Das Kaffeehausgespräch zum Thema „Europa“ war bunt besetzt und entsprechend vielfältig waren auch die Themen. Von einem Verlagsprojekt („Europa erlesen“) kamen wir auf die deutsche Vergangenheitsbewältigung und Günter Grass zu sprechen, auf die babylonische Sprachverwirrung und auf Kaiser Karl IV. Wieder hat sich gezeigt: Der Salon lebt von seinen Gästen!
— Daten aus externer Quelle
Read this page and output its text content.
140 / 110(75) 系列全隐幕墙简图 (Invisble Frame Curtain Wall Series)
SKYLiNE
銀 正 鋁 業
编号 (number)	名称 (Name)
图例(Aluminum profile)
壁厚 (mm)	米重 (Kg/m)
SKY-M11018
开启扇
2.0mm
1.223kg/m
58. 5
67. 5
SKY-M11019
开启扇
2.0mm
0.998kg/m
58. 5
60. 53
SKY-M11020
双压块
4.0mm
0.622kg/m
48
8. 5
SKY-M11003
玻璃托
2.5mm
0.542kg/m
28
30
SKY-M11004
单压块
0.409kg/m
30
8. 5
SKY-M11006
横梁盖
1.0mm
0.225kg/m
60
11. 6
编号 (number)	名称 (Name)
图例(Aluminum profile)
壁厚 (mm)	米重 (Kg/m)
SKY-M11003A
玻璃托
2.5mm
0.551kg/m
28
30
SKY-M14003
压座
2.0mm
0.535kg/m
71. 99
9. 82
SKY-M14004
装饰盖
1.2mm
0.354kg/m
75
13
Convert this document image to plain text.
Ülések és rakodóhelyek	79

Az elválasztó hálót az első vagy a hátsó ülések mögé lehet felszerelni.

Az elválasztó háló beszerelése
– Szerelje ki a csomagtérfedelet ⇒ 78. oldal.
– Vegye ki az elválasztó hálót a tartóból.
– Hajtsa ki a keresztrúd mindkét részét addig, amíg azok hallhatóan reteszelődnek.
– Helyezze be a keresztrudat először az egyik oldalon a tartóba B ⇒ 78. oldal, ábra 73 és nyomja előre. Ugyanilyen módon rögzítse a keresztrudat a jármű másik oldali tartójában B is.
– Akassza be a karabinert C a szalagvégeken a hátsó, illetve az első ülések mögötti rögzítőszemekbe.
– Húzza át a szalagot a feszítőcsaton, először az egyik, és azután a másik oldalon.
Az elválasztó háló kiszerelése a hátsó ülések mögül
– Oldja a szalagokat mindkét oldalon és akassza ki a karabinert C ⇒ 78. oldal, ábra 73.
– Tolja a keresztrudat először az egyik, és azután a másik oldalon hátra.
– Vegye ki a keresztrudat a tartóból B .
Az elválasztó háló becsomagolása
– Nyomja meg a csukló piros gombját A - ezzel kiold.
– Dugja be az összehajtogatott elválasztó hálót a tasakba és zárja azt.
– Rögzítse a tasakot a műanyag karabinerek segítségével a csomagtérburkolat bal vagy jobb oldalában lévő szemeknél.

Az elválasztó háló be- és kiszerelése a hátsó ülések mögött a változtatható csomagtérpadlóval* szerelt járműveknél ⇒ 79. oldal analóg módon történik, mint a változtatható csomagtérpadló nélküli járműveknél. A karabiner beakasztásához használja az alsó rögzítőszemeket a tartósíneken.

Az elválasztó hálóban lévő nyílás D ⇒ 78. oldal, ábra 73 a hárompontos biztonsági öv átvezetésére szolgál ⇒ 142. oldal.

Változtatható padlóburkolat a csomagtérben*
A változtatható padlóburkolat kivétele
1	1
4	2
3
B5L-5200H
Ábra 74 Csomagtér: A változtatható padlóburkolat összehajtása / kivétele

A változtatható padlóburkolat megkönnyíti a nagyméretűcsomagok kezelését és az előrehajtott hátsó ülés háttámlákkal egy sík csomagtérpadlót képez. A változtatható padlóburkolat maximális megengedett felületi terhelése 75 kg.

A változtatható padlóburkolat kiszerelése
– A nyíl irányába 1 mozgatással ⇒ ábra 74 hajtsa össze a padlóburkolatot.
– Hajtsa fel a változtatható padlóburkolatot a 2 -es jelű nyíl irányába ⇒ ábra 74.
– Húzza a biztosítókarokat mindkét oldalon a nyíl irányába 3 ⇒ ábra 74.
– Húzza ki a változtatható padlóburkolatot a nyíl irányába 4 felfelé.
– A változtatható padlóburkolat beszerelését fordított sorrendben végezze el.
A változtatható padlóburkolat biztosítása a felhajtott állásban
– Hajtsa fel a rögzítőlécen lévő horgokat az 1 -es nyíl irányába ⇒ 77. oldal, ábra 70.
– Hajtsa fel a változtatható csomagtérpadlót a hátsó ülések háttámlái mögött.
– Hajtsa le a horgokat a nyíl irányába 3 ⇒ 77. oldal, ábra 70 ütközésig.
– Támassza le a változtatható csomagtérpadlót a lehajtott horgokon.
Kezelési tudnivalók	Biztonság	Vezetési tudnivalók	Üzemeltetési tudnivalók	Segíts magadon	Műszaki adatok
Das nächste Kaffeehausgespräch wird im Mai stattfinden, Näheres hier im Blog oder per Newsletter.

Ornament oder nicht?

Das Kaffeehausgespräch zum Thema Wiener Moderne war das bislang bestbesuchte in der Kavárna Resslovka. Wie üblich wäre eine kurze Einleitung von mir vorgesehen gewesen, aber ich bin von Hölzchen auf Stöckchen gekommen, das liegt an dem Thema. Alle haben zusammengearbeitet, alles hat miteinander zu tun gehabt, damals, um 1900. Die Salongäste haben zuerst etwas über Kunst und Kultur und Sigmund Freud von mir gehört und dann ihre eigenen Erfahrungen mit Wien, der Wiener Moderne und mit dem Jugendstil eingebracht.

Wir haben beobachtet, dass der Stil der Zeit und das Ornament durchaus zusammengehen, die bürgerliche Ostentation des Neobarock und die Pracht des Prager Jugendstils aber doch unterschiedlich funktionieren.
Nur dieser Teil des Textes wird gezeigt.